Research and development activities

Research and development activities has the meaning set out in Section 766 (deduction for certain expenditure on research and development).

Amount of the expenditure on research and development

The amount of the expenditure on research and development is expenditure on emoluments, materials, goods, and payments to third parties made in relation to research and development activities. Research and development expenditure incurred by companies which are members of a group may on a joint written election be treated as such expenditure by one member of the group. For this purpose, in addition to the usual requirement that one company is a 75 per cent subsidiary of another company or that the two companies are 75 per cent subsidiaries of a third company, two companies are in a group if both are owned to the extent of 75 per cent by the same individual or individuals.

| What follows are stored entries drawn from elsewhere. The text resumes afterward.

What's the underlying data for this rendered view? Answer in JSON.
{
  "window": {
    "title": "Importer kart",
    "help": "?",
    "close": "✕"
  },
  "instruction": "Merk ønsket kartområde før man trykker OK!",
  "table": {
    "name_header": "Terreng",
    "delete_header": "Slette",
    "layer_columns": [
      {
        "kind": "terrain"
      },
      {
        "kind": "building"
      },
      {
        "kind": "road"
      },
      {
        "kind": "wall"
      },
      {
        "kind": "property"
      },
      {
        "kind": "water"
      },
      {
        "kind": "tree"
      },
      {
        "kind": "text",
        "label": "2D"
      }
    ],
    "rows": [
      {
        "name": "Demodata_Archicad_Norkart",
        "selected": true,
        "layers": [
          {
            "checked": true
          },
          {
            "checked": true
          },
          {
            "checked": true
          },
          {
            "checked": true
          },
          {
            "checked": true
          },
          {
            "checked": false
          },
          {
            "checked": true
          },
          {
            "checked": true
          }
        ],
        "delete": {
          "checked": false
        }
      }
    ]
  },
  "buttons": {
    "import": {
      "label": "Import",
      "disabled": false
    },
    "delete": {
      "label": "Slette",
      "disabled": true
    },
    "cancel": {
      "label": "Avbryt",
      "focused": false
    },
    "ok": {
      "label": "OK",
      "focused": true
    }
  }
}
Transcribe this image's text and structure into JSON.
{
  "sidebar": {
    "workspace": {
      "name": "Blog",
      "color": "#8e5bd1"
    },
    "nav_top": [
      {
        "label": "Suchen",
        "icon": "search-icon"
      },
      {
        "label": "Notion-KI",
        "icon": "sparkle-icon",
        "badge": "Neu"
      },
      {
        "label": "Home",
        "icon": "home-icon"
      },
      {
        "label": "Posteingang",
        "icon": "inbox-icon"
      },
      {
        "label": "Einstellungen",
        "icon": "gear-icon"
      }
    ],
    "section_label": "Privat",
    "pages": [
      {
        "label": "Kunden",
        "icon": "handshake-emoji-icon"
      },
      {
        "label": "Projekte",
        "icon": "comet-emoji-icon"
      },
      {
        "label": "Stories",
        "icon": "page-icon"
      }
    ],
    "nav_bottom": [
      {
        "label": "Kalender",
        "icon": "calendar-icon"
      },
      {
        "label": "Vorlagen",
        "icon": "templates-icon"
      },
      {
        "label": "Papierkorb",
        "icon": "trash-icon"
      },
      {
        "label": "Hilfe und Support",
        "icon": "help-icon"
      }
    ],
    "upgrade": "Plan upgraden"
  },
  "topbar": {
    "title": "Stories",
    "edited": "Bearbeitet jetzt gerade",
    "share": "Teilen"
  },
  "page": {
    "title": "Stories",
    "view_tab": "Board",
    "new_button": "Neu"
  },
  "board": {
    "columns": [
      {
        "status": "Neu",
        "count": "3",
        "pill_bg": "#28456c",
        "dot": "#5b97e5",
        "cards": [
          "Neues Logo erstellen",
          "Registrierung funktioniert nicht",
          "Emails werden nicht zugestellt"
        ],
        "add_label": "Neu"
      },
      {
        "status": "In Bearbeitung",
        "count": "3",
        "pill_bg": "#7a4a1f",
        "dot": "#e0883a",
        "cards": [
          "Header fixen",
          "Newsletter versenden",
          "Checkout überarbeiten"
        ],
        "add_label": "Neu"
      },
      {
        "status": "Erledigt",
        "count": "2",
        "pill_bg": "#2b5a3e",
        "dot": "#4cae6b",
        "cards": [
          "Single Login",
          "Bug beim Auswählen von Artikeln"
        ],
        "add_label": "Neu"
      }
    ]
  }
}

The amount of aggregate expenditure on research and development incurred by a company in relation to an accounting period is the amount of expenditure on research and development activities incurred in the State by a company in an accounting period and each of the two preceding accounting periods. Where 75 per cent or more of all expenditure on research and development is incurred in the State then all such expenditure is to be taken into account in determining this aggregate.

Dividend warrants

The statements required to accompany dividends and other distributions must show, where appropriate, that distributions are made out of disregarded income.

The amount of a supplementary distribution must be shown on the dividend warrant.

Attribution to accounting periods

A distribution for an accounting period is regarded as being made, as far as is possible, out of the distributable income of that period, any excess of the distribution over that income is treated as having been made out of the income of the most recent preceding accounting period in priority to earlier ones.

Subsections (6) and (7) of Section 145 apply to distributions out of disregarded income. These provisions provide, respectively, for the apportionment of distributions where the period for which a company makes up accounts is partly within and partly outside an accounting period for corporation tax purposes, and for regarding a distribution which is not for any specified period as having being made for the accounting period in which it is made.